IHSG Ditutup Menguat di Level 7.057, Naik 85 Poin Hari Ini

  • 05 Mei 2026 16:08 WIB
  •  Pusat Pemberitaan
Poin Utama
  • IHSG ditutup menguat 1,22 persen pada perdagangan Selasa, 5 Mei 2026 di tengah tekanan pasar global.
  • Penguatan didorong sentimen positif dari pertumbuhan ekonomi Indonesia yang melampaui ekspektasi pasar.
  • Stabilitas fundamental domestik menjadi penopang utama kepercayaan investor di pasar saham nasional.

RRI.CO.ID, Jakarta - Indeks Harga Saham Gabungan (IHSG) ditutup menguat pada perdagangan Selasa, 5 Mei 2026. Pada akhir sesi II, IHSG berada di level 7.057,10 atau naik 85,15 poin setara 1,22 persen.

Penguatan ini terjadi setelah IHSG sempat berada di zona merah pada awal perdagangan di level 6.968,56. Namun, indeks berbalik arah dan menguat hingga penutupan sesi I sebelum akhirnya ditutup di zona hijau.

Sepanjang perdagangan, IHSG bergerak fluktuatif dengan kecenderungan menguat di area positif. Tercatat sebanyak 342 saham menguat, 314 saham melemah, dan 163 saham stagnan.

Nilai transaksi pada perdagangan hari ini tercatat mencapai Rp16,8 triliun. Sementara volume perdagangan mencapai 43 miliar lembar saham dengan frekuensi lebih dari 2,4 juta kali transaksi.

Tim Analis Pilarmas Investindo Sekuritas menilai penguatan IHSG terjadi di tengah tekanan eksternal dari pasar global. “Bursa regional Asia cenderung melemah akibat meningkatnya ketegangan antara Amerika Serikat dan Iran yang memicu kekhawatiran terhadap pasokan energi global,” tulis analis dalam keterangan resmi, Selasa, 5 Mei 2026.

Ketegangan tersebut meningkat setelah terjadi kontak militer di kawasan Selat Hormuz yang berdampak pada aktivitas pelayaran dan distribusi energi. Sejumlah kapal dilaporkan terdampak serangan, bahkan fasilitas pelabuhan minyak di kawasan Teluk mengalami kerusakan.

Di sisi lain, sentimen domestik menjadi penopang utama penguatan IHSG. Analis Pilarmas menyebut rilis data pertumbuhan ekonomi Indonesia memberikan katalis positif bagi pasar saham.

“Pertumbuhan Produk Domestik Bruto (PDB) kuartal I-2026 secara tahunan sebesar 5,61 persen. Lebih tinggi dari periode sebelumnya dan melampaui ekspektasi pasar,” tulis analis.

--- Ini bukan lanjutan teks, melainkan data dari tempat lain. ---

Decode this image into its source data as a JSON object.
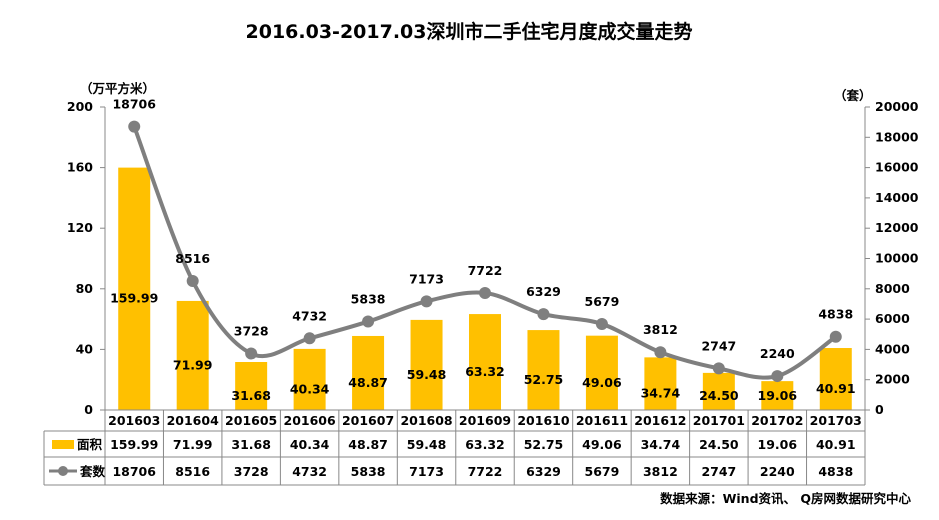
{
  "chart_data": {
    "type": "bar",
    "title": "2016.03-2017.03深圳市二手住宅月度成交量走势",
    "categories": [
      "201603",
      "201604",
      "201605",
      "201606",
      "201607",
      "201608",
      "201609",
      "201610",
      "201611",
      "201612",
      "201701",
      "201702",
      "201703"
    ],
    "y_left_unit": "（万平方米）",
    "y_right_unit": "（套）",
    "ylim_left": [
      0,
      200
    ],
    "ylim_right": [
      0,
      20000
    ],
    "yticks_left": [
      "0",
      "40",
      "80",
      "120",
      "160",
      "200"
    ],
    "yticks_right": [
      "0",
      "2000",
      "4000",
      "6000",
      "8000",
      "10000",
      "12000",
      "14000",
      "16000",
      "18000",
      "20000"
    ],
    "series": [
      {
        "name": "面积",
        "type": "bar",
        "axis": "left",
        "color": "#FFC000",
        "values": [
          159.99,
          71.99,
          31.68,
          40.34,
          48.87,
          59.48,
          63.32,
          52.75,
          49.06,
          34.74,
          24.5,
          19.06,
          40.91
        ],
        "labels": [
          "159.99",
          "71.99",
          "31.68",
          "40.34",
          "48.87",
          "59.48",
          "63.32",
          "52.75",
          "49.06",
          "34.74",
          "24.50",
          "19.06",
          "40.91"
        ]
      },
      {
        "name": "套数",
        "type": "line",
        "axis": "right",
        "color": "#7F7F7F",
        "values": [
          18706,
          8516,
          3728,
          4732,
          5838,
          7173,
          7722,
          6329,
          5679,
          3812,
          2747,
          2240,
          4838
        ],
        "labels": [
          "18706",
          "8516",
          "3728",
          "4732",
          "5838",
          "7173",
          "7722",
          "6329",
          "5679",
          "3812",
          "2747",
          "2240",
          "4838"
        ]
      }
    ],
    "legend_position": "data-table",
    "grid": false,
    "source": "数据来源：Wind资讯、 Q房网数据研究中心"
  }
}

Pertumbuhan ekonomi tersebut didorong oleh peningkatan daya beli masyarakat selama momentum Idulfitri serta penyaluran tunjangan hari raya. Kondisi ini mencerminkan ekspansi ekonomi yang relatif stabil dan kuat.

Meski demikian, secara kuartalan pertumbuhan ekonomi mengalami kontraksi sebesar 0,77 persen. Analis menilai kondisi ini merupakan pola musiman setelah berakhirnya aktivitas ekonomi pada kuartal IV tahun sebelumnya.

Dengan capaian tersebut, IHSG dinilai tetap memiliki fundamental yang kuat di tengah tekanan global. Stabilitas ekonomi domestik menjadi faktor utama yang menjaga kepercayaan investor di pasar saham Indonesia.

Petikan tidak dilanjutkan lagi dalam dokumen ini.